Wednesday, November 25, 2009


Tomorrow is Thanksgiving, my first as a vegetarian, and I don't know what I am going to eat. Tofurky? The box makes it look pretty good, at least to me:

Nevertheless, I am excited to spend time with my family. I'm also glad that all of America gets the weekend off from school and work.

That being said, the Thanksgiving that we all celebrate is a bloated, skewed version of the actual event the holiday represents.

Again I find myself too selfish, lazy, and engulfed to rebel.

Here is some information I found on this website:

from a book called:
"The Hidden History of Massachusetts: A Guide for Black Folks"
by Tingba Apidta

I have paraphrased some of the information for convenience.

It is your right to know what really happened

1621 - The first "Thanksgiving"
by 1675 - The Massachusetts Englishmen were in a full-scale war with the great Indian chief of the Wampanoags, Metacomet.
1863 - Abraham Lincoln declares Thanksgiving a holiday

1970 - Frank B. James, president of the Federated Eastern Indian League, prepares a speech for a Plymouth banquet exposing the Pilgrims of crimes, but is told he can't deliver it.
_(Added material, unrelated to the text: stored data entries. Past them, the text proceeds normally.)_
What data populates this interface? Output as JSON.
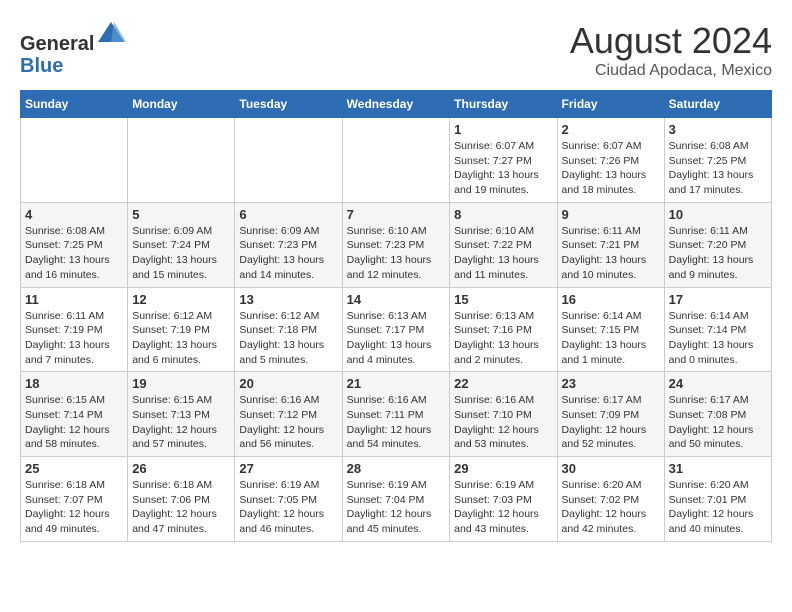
{
  "header": {
    "logo_line1": "General",
    "logo_line2": "Blue",
    "month_year": "August 2024",
    "location": "Ciudad Apodaca, Mexico"
  },
  "weekdays": [
    "Sunday",
    "Monday",
    "Tuesday",
    "Wednesday",
    "Thursday",
    "Friday",
    "Saturday"
  ],
  "weeks": [
    [
      {
        "day": "",
        "info": ""
      },
      {
        "day": "",
        "info": ""
      },
      {
        "day": "",
        "info": ""
      },
      {
        "day": "",
        "info": ""
      },
      {
        "day": "1",
        "info": "Sunrise: 6:07 AM\nSunset: 7:27 PM\nDaylight: 13 hours and 19 minutes."
      },
      {
        "day": "2",
        "info": "Sunrise: 6:07 AM\nSunset: 7:26 PM\nDaylight: 13 hours and 18 minutes."
      },
      {
        "day": "3",
        "info": "Sunrise: 6:08 AM\nSunset: 7:25 PM\nDaylight: 13 hours and 17 minutes."
      }
    ],
    [
      {
        "day": "4",
        "info": "Sunrise: 6:08 AM\nSunset: 7:25 PM\nDaylight: 13 hours and 16 minutes."
      },
      {
        "day": "5",
        "info": "Sunrise: 6:09 AM\nSunset: 7:24 PM\nDaylight: 13 hours and 15 minutes."
      },
      {
        "day": "6",
        "info": "Sunrise: 6:09 AM\nSunset: 7:23 PM\nDaylight: 13 hours and 14 minutes."
      },
      {
        "day": "7",
        "info": "Sunrise: 6:10 AM\nSunset: 7:23 PM\nDaylight: 13 hours and 12 minutes."
      },
      {
        "day": "8",
        "info": "Sunrise: 6:10 AM\nSunset: 7:22 PM\nDaylight: 13 hours and 11 minutes."
      },
      {
        "day": "9",
        "info": "Sunrise: 6:11 AM\nSunset: 7:21 PM\nDaylight: 13 hours and 10 minutes."
      },
      {
        "day": "10",
        "info": "Sunrise: 6:11 AM\nSunset: 7:20 PM\nDaylight: 13 hours and 9 minutes."
      }
    ],
    [
      {
        "day": "11",
        "info": "Sunrise: 6:11 AM\nSunset: 7:19 PM\nDaylight: 13 hours and 7 minutes."
      },
      {
        "day": "12",
        "info": "Sunrise: 6:12 AM\nSunset: 7:19 PM\nDaylight: 13 hours and 6 minutes."
      },
      {
        "day": "13",
        "info": "Sunrise: 6:12 AM\nSunset: 7:18 PM\nDaylight: 13 hours and 5 minutes."
      },
      {
        "day": "14",
        "info": "Sunrise: 6:13 AM\nSunset: 7:17 PM\nDaylight: 13 hours and 4 minutes."
      },
      {
        "day": "15",
        "info": "Sunrise: 6:13 AM\nSunset: 7:16 PM\nDaylight: 13 hours and 2 minutes."
      },
      {
        "day": "16",
        "info": "Sunrise: 6:14 AM\nSunset: 7:15 PM\nDaylight: 13 hours and 1 minute."
      },
      {
        "day": "17",
        "info": "Sunrise: 6:14 AM\nSunset: 7:14 PM\nDaylight: 13 hours and 0 minutes."
      }
    ],
    [
      {
        "day": "18",
        "info": "Sunrise: 6:15 AM\nSunset: 7:14 PM\nDaylight: 12 hours and 58 minutes."
      },
      {
        "day": "19",
        "info": "Sunrise: 6:15 AM\nSunset: 7:13 PM\nDaylight: 12 hours and 57 minutes."
      },
      {
        "day": "20",
        "info": "Sunrise: 6:16 AM\nSunset: 7:12 PM\nDaylight: 12 hours and 56 minutes."
      },
      {
        "day": "21",
        "info": "Sunrise: 6:16 AM\nSunset: 7:11 PM\nDaylight: 12 hours and 54 minutes."
      },
      {
        "day": "22",
        "info": "Sunrise: 6:16 AM\nSunset: 7:10 PM\nDaylight: 12 hours and 53 minutes."
      },
      {
        "day": "23",
        "info": "Sunrise: 6:17 AM\nSunset: 7:09 PM\nDaylight: 12 hours and 52 minutes."
      },
      {
        "day": "24",
        "info": "Sunrise: 6:17 AM\nSunset: 7:08 PM\nDaylight: 12 hours and 50 minutes."
      }
    ],
    [
      {
        "day": "25",
        "info": "Sunrise: 6:18 AM\nSunset: 7:07 PM\nDaylight: 12 hours and 49 minutes."
      },
      {
        "day": "26",
        "info": "Sunrise: 6:18 AM\nSunset: 7:06 PM\nDaylight: 12 hours and 47 minutes."
      },
      {
        "day": "27",
        "info": "Sunrise: 6:19 AM\nSunset: 7:05 PM\nDaylight: 12 hours and 46 minutes."
      },
      {
        "day": "28",
        "info": "Sunrise: 6:19 AM\nSunset: 7:04 PM\nDaylight: 12 hours and 45 minutes."
      },
      {
        "day": "29",
        "info": "Sunrise: 6:19 AM\nSunset: 7:03 PM\nDaylight: 12 hours and 43 minutes."
      },
      {
        "day": "30",
        "info": "Sunrise: 6:20 AM\nSunset: 7:02 PM\nDaylight: 12 hours and 42 minutes."
      },
      {
        "day": "31",
        "info": "Sunrise: 6:20 AM\nSunset: 7:01 PM\nDaylight: 12 hours and 40 minutes."
      }
    ]
  ]
}
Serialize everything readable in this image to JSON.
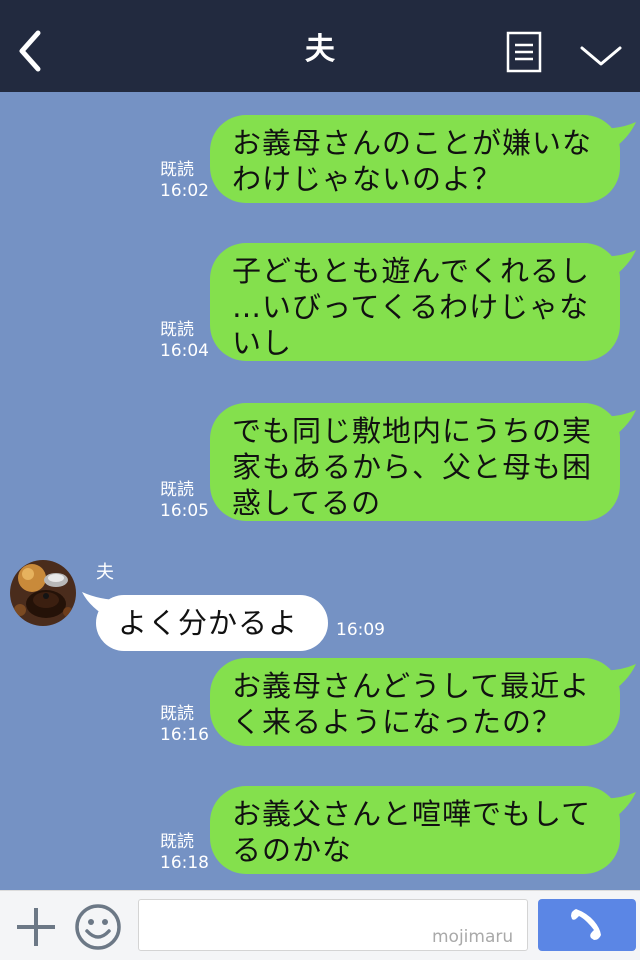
{
  "header": {
    "title": "夫",
    "back_icon": "chevron-left-icon",
    "menu_icon": "document-menu-icon",
    "collapse_icon": "chevron-down-icon",
    "background": "#222a3f"
  },
  "chat": {
    "background": "#7592c4",
    "outgoing_bubble_color": "#84e04d",
    "incoming_bubble_color": "#ffffff",
    "read_label": "既読",
    "messages": [
      {
        "direction": "out",
        "lines": [
          "お義母さんのことが嫌いな",
          "わけじゃないのよ？"
        ],
        "time": "16:02"
      },
      {
        "direction": "out",
        "lines": [
          "子どもとも遊んでくれるし",
          "…いびってくるわけじゃな",
          "いし"
        ],
        "time": "16:04"
      },
      {
        "direction": "out",
        "lines": [
          "でも同じ敷地内にうちの実",
          "家もあるから、父と母も困",
          "惑してるの"
        ],
        "time": "16:05"
      },
      {
        "direction": "in",
        "sender": "夫",
        "lines": [
          "よく分かるよ"
        ],
        "time": "16:09"
      },
      {
        "direction": "out",
        "lines": [
          "お義母さんどうして最近よ",
          "く来るようになったの？"
        ],
        "time": "16:16"
      },
      {
        "direction": "out",
        "lines": [
          "お義父さんと喧嘩でもして",
          "るのかな"
        ],
        "time": "16:18"
      }
    ]
  },
  "input_bar": {
    "add_icon": "plus-icon",
    "emoji_icon": "smiley-icon",
    "message_value": "",
    "watermark": "mojimaru",
    "call_icon": "phone-icon",
    "call_button_color": "#5b86e5"
  }
}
He then declines to speak, and on Thanksgiving Day hundreds of Indians from around the country come to protest.

According to a single-paragraph account in the writings of one Pilgrim, a harvest feast did take place in Plymouth in 1621, but amidst the imagery of a picnic of interracial harmony is some of the most terrifying bloodshed in New World history.

Though it later became known as "Thanksgiving," the Pilgrims never called it that. The Pilgrim crop had failed miserably that year, but the agricultural expertise of the Indians had produced twenty acres of corn, without which the Pilgrims would have surely perished.
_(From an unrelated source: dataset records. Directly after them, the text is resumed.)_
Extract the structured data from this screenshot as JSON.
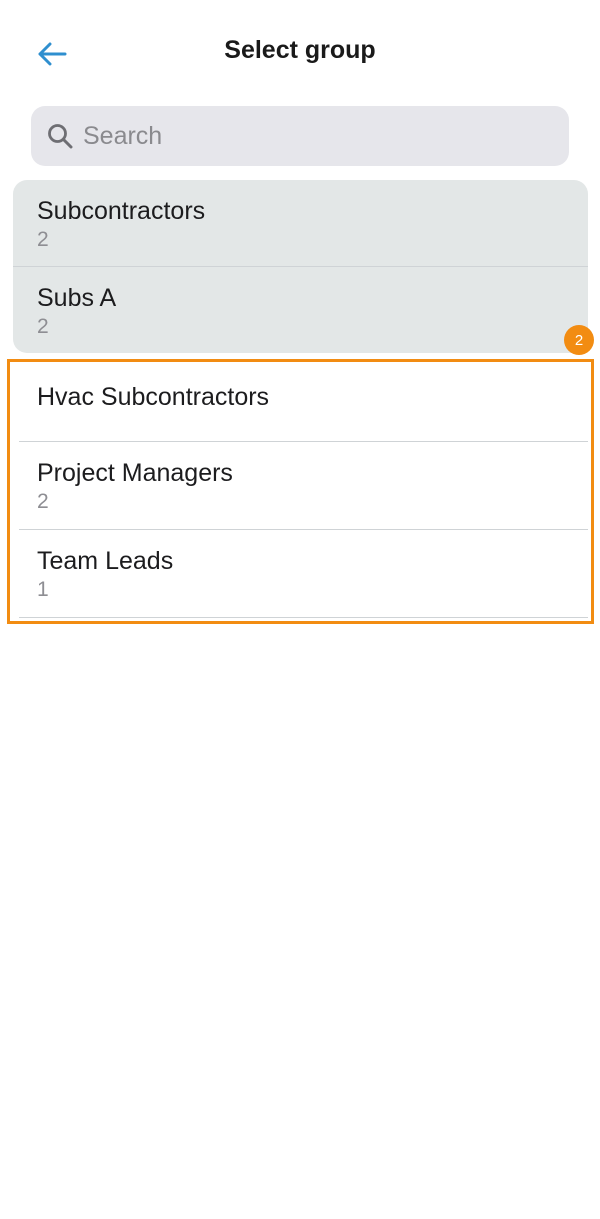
{
  "header": {
    "title": "Select group",
    "back_icon": "arrow-left-icon",
    "accent_color": "#2f8fcf"
  },
  "search": {
    "placeholder": "Search",
    "value": "",
    "icon": "search-icon"
  },
  "groups": [
    {
      "name": "Subcontractors",
      "count": "2",
      "selected": true
    },
    {
      "name": "Subs A",
      "count": "2",
      "selected": true
    },
    {
      "name": "Hvac Subcontractors",
      "count": "",
      "selected": false
    },
    {
      "name": "Project Managers",
      "count": "2",
      "selected": false
    },
    {
      "name": "Team Leads",
      "count": "1",
      "selected": false
    }
  ],
  "annotation": {
    "badge_label": "2",
    "color": "#f28c12"
  }
}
Contrary to popular mythology the Pilgrims were no friends to the local Indians. They were engaged in a ruthless war of extermination against their hosts, even as they falsely posed as friends. Just days before the alleged Thanksgiving love-fest, a company of Pilgrims actively sought to chop off the head of a local chief.

The Pilgrims invited the Indian sachem Massasoit to their feast, and it was Massasoit, engaging in the tribal tradition of equal sharing, who then invited ninety or more of his Indian brothers and sisters-to the annoyance of the 50 or so ungrateful Europeans. No turkey, cranberry sauce or pumpkin pie was served; they likely ate duck or geese and the venison from the 5 deer brought by Massasoit.

The Pilgrims wore no black hats or buckled shoes-these were inventions of artists hundreds of years since that time.

After writing this, what I am going to eat for Thanksgiving seems like less of an issue.